Criticisms of ISO 9000
Posted by isoeasy on April 22, 2006
Many companies have found the transition to conforming to IS0 9000 difficult. This, along with doubts about the fundamental value of the standard, has spawned many criticisms, including:
* The compliance process is costly and time-consuming.
* Lots of administration is needed to implement it.
* Adhering to ISO 9000 makes processes more consistent; to some proponents of continuous improvement, it also makes it harder to improve and re-adapt the processes.
* "When all you have is a hammer, every problem looks like a nail." It has been argued that it may not be appropriate to apply a process such as ISO 9000 to a field requiring creativity, such as software engineering, which is more analogous to designing factories than to operating a factory.
* Bad managers still manage at arm's length, using paper reports rather than knowing what is happening on the factory floor. ISO 9000 can reinforce this behaviour. Instead of being seen as an opportunity to improve things, audits often become quite confrontational in structure.
* Many companies only register to ISO 9000 because they are forced to by the marketplace, whether or not ISO 9000 is in fact appropriate to their business.
* ISO 9001:2000 does not give too much practical advice but instead focuses on general principles. In order to create a standard applicable to almost any kind of organization, specific requirements and tools were avoided whenever possible. This is one of the reasons for the proliferation of industry specific standards which are more practical and give clear guidance about what quality tools have to be used when.
"improves productivity … almost always gives an immediate result in terms of productivity and efficiency, and that means cost reductions … pays for itself … Staff morale is better because they understand what is expected of them and each other,"
… whilst being unable to produce any objective metrics to substantiate these assertions. The complaint was upheld.
Quality programmes are notoriously difficult to quantify as Crosby warned in 'Quality is Free' back in 1979, long before the first of these standards emerged. When an organization is measuring nothing, the only 'quality costs' it knows are the basics of scrap and rework, and often even these are not being tracked effectively.

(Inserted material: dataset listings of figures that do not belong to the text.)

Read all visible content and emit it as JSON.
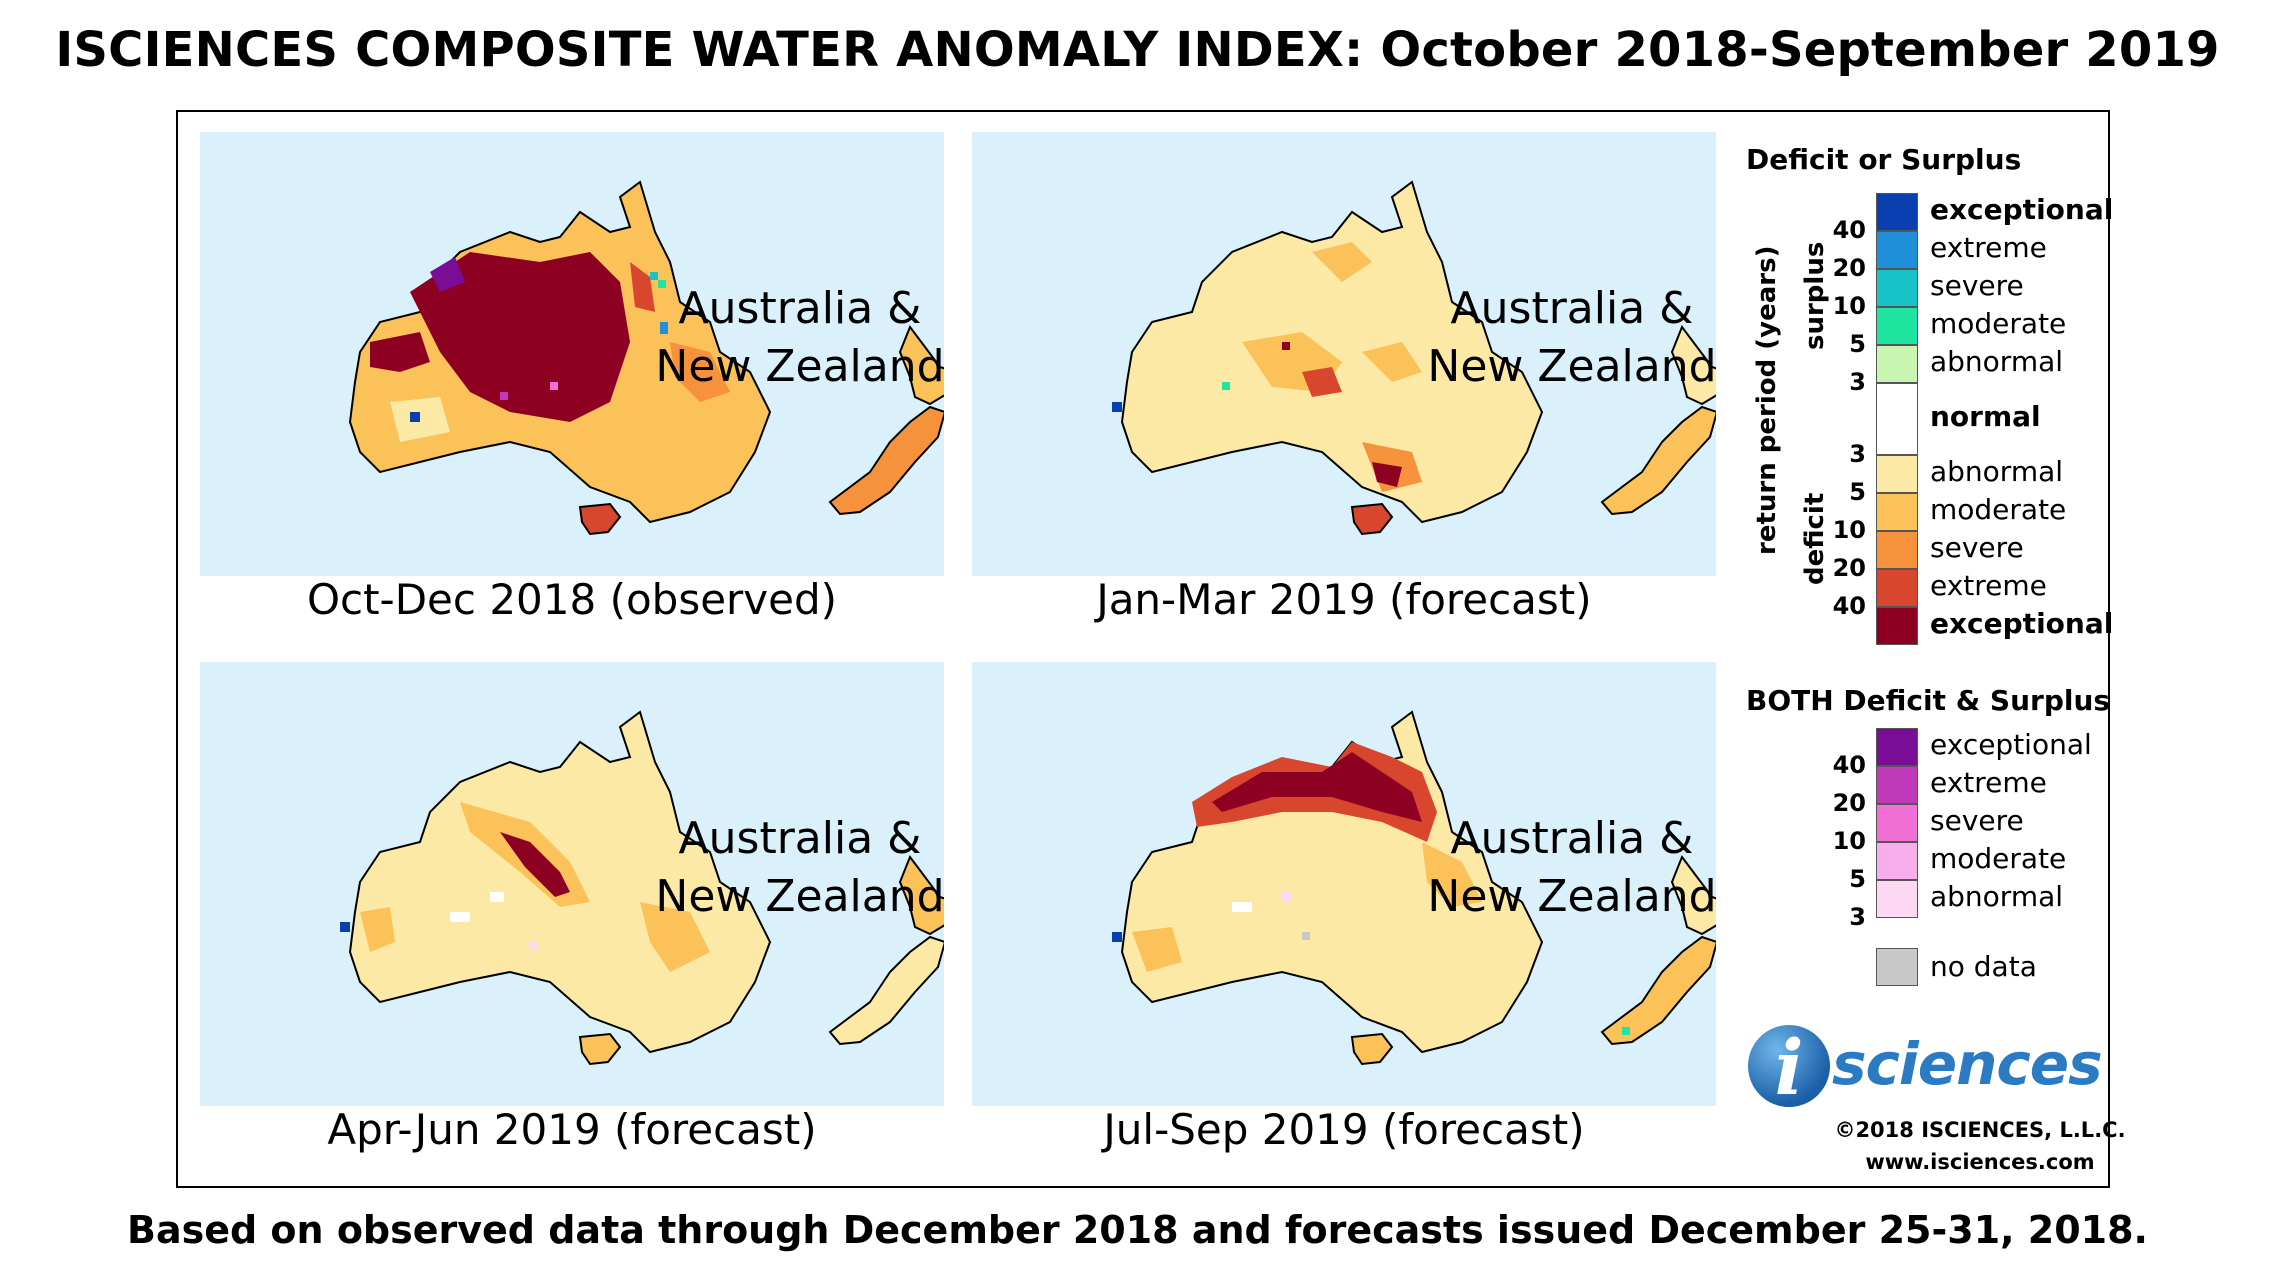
{
  "title": "ISCIENCES COMPOSITE WATER ANOMALY INDEX: October 2018-September 2019",
  "footer": "Based on observed data through December 2018 and forecasts issued December 25-31, 2018.",
  "panels": [
    {
      "label_line1": "Australia &",
      "label_line2": "New Zealand",
      "caption": "Oct-Dec 2018 (observed)"
    },
    {
      "label_line1": "Australia &",
      "label_line2": "New Zealand",
      "caption": "Jan-Mar 2019 (forecast)"
    },
    {
      "label_line1": "Australia &",
      "label_line2": "New Zealand",
      "caption": "Apr-Jun 2019 (forecast)"
    },
    {
      "label_line1": "Australia &",
      "label_line2": "New Zealand",
      "caption": "Jul-Sep 2019 (forecast)"
    }
  ],
  "legend": {
    "deficit_surplus_title": "Deficit or Surplus",
    "axis_label": "return period (years)",
    "surplus_label": "surplus",
    "deficit_label": "deficit",
    "surplus_ticks": [
      "40",
      "20",
      "10",
      "5",
      "3"
    ],
    "deficit_ticks": [
      "3",
      "5",
      "10",
      "20",
      "40"
    ],
    "surplus": [
      {
        "label": "exceptional",
        "color": "#0a3fb0"
      },
      {
        "label": "extreme",
        "color": "#1e8fd8"
      },
      {
        "label": "severe",
        "color": "#18c3c8"
      },
      {
        "label": "moderate",
        "color": "#1ee6a0"
      },
      {
        "label": "abnormal",
        "color": "#c8f5b0"
      }
    ],
    "normal": {
      "label": "normal",
      "color": "#ffffff"
    },
    "deficit": [
      {
        "label": "abnormal",
        "color": "#fde9a6"
      },
      {
        "label": "moderate",
        "color": "#fbc25a"
      },
      {
        "label": "severe",
        "color": "#f7923c"
      },
      {
        "label": "extreme",
        "color": "#d9462e"
      },
      {
        "label": "exceptional",
        "color": "#8e0022"
      }
    ],
    "both_title": "BOTH Deficit & Surplus",
    "both_ticks": [
      "40",
      "20",
      "10",
      "5",
      "3"
    ],
    "both": [
      {
        "label": "exceptional",
        "color": "#7a0d96"
      },
      {
        "label": "extreme",
        "color": "#bf3ab8"
      },
      {
        "label": "severe",
        "color": "#f070d6"
      },
      {
        "label": "moderate",
        "color": "#f8aeea"
      },
      {
        "label": "abnormal",
        "color": "#fcd8f2"
      }
    ],
    "no_data": {
      "label": "no data",
      "color": "#c8c8c8"
    }
  },
  "logo": {
    "i": "i",
    "text": "sciences"
  },
  "copyright": "©2018 ISCIENCES, L.L.C.",
  "website": "www.isciences.com",
  "colors": {
    "ocean": "#daf1fb"
  }
}
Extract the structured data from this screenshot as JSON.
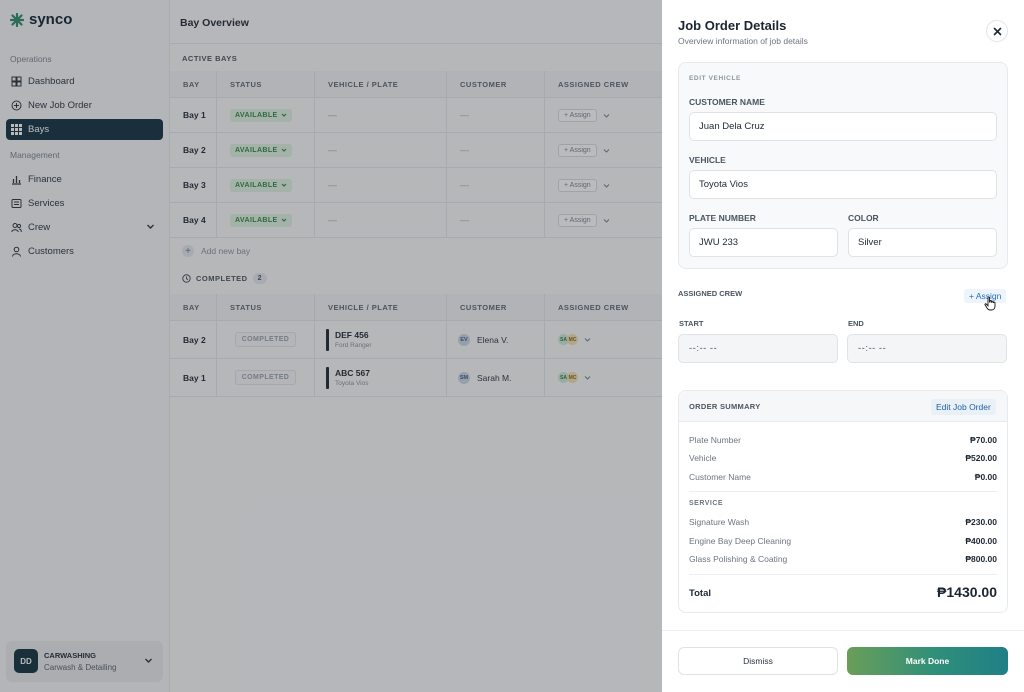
{
  "app": {
    "logo_text": "synco"
  },
  "sidebar": {
    "section_operations": "Operations",
    "section_management": "Management",
    "items": [
      {
        "label": "Dashboard",
        "icon": "dashboard-icon"
      },
      {
        "label": "New Job Order",
        "icon": "plus-circle-icon"
      },
      {
        "label": "Bays",
        "icon": "grid-icon",
        "active": true
      },
      {
        "label": "Finance",
        "icon": "bar-chart-icon"
      },
      {
        "label": "Services",
        "icon": "list-icon"
      },
      {
        "label": "Crew",
        "icon": "users-icon"
      },
      {
        "label": "Customers",
        "icon": "user-icon"
      }
    ],
    "account": {
      "initials": "DD",
      "name": "CARWASHING",
      "subtitle": "Carwash & Detailing"
    }
  },
  "main": {
    "title": "Bay Overview",
    "active_label": "ACTIVE BAYS",
    "columns": [
      "BAY",
      "STATUS",
      "VEHICLE / PLATE",
      "CUSTOMER",
      "ASSIGNED CREW"
    ],
    "active_rows": [
      {
        "bay": "Bay 1",
        "status": "AVAILABLE",
        "vehicle": "—",
        "customer": "—",
        "assign": "+ Assign"
      },
      {
        "bay": "Bay 2",
        "status": "AVAILABLE",
        "vehicle": "—",
        "customer": "—",
        "assign": "+ Assign"
      },
      {
        "bay": "Bay 3",
        "status": "AVAILABLE",
        "vehicle": "—",
        "customer": "—",
        "assign": "+ Assign"
      },
      {
        "bay": "Bay 4",
        "status": "AVAILABLE",
        "vehicle": "—",
        "customer": "—",
        "assign": "+ Assign"
      }
    ],
    "add_bay": "Add new bay",
    "completed_label": "COMPLETED",
    "completed_count": "2",
    "completed_rows": [
      {
        "bay": "Bay 2",
        "status": "COMPLETED",
        "plate": "DEF 456",
        "model": "Ford Ranger",
        "cust_initials": "EV",
        "customer": "Elena V.",
        "crew": [
          "SA",
          "MC"
        ]
      },
      {
        "bay": "Bay 1",
        "status": "COMPLETED",
        "plate": "ABC 567",
        "model": "Toyota Vios",
        "cust_initials": "SM",
        "customer": "Sarah M.",
        "crew": [
          "SA",
          "MC"
        ]
      }
    ]
  },
  "drawer": {
    "title": "Job Order Details",
    "subtitle": "Overview information of job details",
    "edit_caption": "EDIT VEHICLE",
    "customer_label": "CUSTOMER NAME",
    "customer_value": "Juan Dela Cruz",
    "vehicle_label": "VEHICLE",
    "vehicle_value": "Toyota Vios",
    "plate_label": "PLATE NUMBER",
    "plate_value": "JWU 233",
    "color_label": "COLOR",
    "color_value": "Silver",
    "assigned_crew_label": "ASSIGNED CREW",
    "assign_link": "+ Assign",
    "start_label": "START",
    "end_label": "END",
    "start_value": "--:-- --",
    "end_value": "--:-- --",
    "summary": {
      "title": "ORDER SUMMARY",
      "edit_label": "Edit Job Order",
      "items": [
        {
          "k": "Plate Number",
          "v": "₱70.00"
        },
        {
          "k": "Vehicle",
          "v": "₱520.00"
        },
        {
          "k": "Customer Name",
          "v": "₱0.00"
        }
      ],
      "service_label": "SERVICE",
      "services": [
        {
          "k": "Signature Wash",
          "v": "₱230.00"
        },
        {
          "k": "Engine Bay Deep Cleaning",
          "v": "₱400.00"
        },
        {
          "k": "Glass Polishing & Coating",
          "v": "₱800.00"
        }
      ],
      "total_label": "Total",
      "total_value": "₱1430.00"
    },
    "dismiss_label": "Dismiss",
    "done_label": "Mark Done"
  },
  "colors": {
    "primary": "#123240",
    "accent_green": "#2f8a45",
    "link_blue": "#1e6fbe",
    "done_gradient_start": "#6a9e58",
    "done_gradient_end": "#1f7f86"
  }
}
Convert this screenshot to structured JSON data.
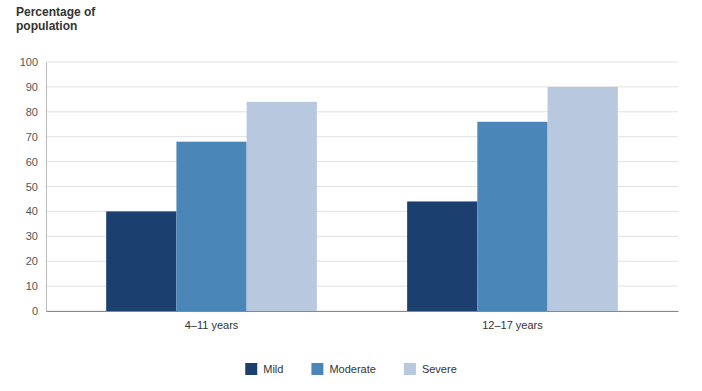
{
  "chart_data": {
    "type": "bar",
    "ylabel": "Percentage of\npopulation",
    "categories": [
      "4–11 years",
      "12–17 years"
    ],
    "series": [
      {
        "name": "Mild",
        "color": "#1b3f6e",
        "values": [
          40,
          44
        ]
      },
      {
        "name": "Moderate",
        "color": "#4a86b8",
        "values": [
          68,
          76
        ]
      },
      {
        "name": "Severe",
        "color": "#b8c8df",
        "values": [
          84,
          90
        ]
      }
    ],
    "ylim": [
      0,
      100
    ],
    "yticks": [
      0,
      10,
      20,
      30,
      40,
      50,
      60,
      70,
      80,
      90,
      100
    ],
    "grid": true,
    "legend": "bottom"
  }
}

Once a formal system is introduced, much more accurate data starts to emerge and initial costs of quality often appear to increase.
In Japan, amidst complaints of ISO 9000 undermining world-class thinking, Toyota abandoned the standard in 2000, moving back to their in-house Toyota Production System.
My own personal opinion is you get what you put into it – if you are just seeking certification to pacify customers, then it really is just a bureaucratic exercise. If you use the standard in the manner it was was intended, that is to stimulate business improvement, then you'll see the benefits: garbage in/garbage out!
Some of the "wrong" reasons that may cause problems for a company include:
* The only thing we need is the certificate.
* Get the certificate and be done with it.
* Getting the certificate is the responsibility of the quality assurance manager only.
* ISO 9000 and QS-9000 are separate from the company's daily business.
* We only need enough to satisfy the auditors.
Some philosophies that have served companies well include:
* ISO 9000 compliance, proven by a certificate, improves the way we do business. The resulting discipline yields significant cost reductions.
* Registration gives us a competitive edge over nonregistered competitors.
* Compliance raises morale because employees clearly understand what is required of their position.
In my views, compliance with ISO 9000 enhances companies' understanding and control of their processes. Registration, being a convenient and preferred way to prove such compliance, is fast becoming a customer requirement. The combination gives industry the basis for a quality system that's logical, attainable and verifiable, improving quality worldwide and ultimately industry's future.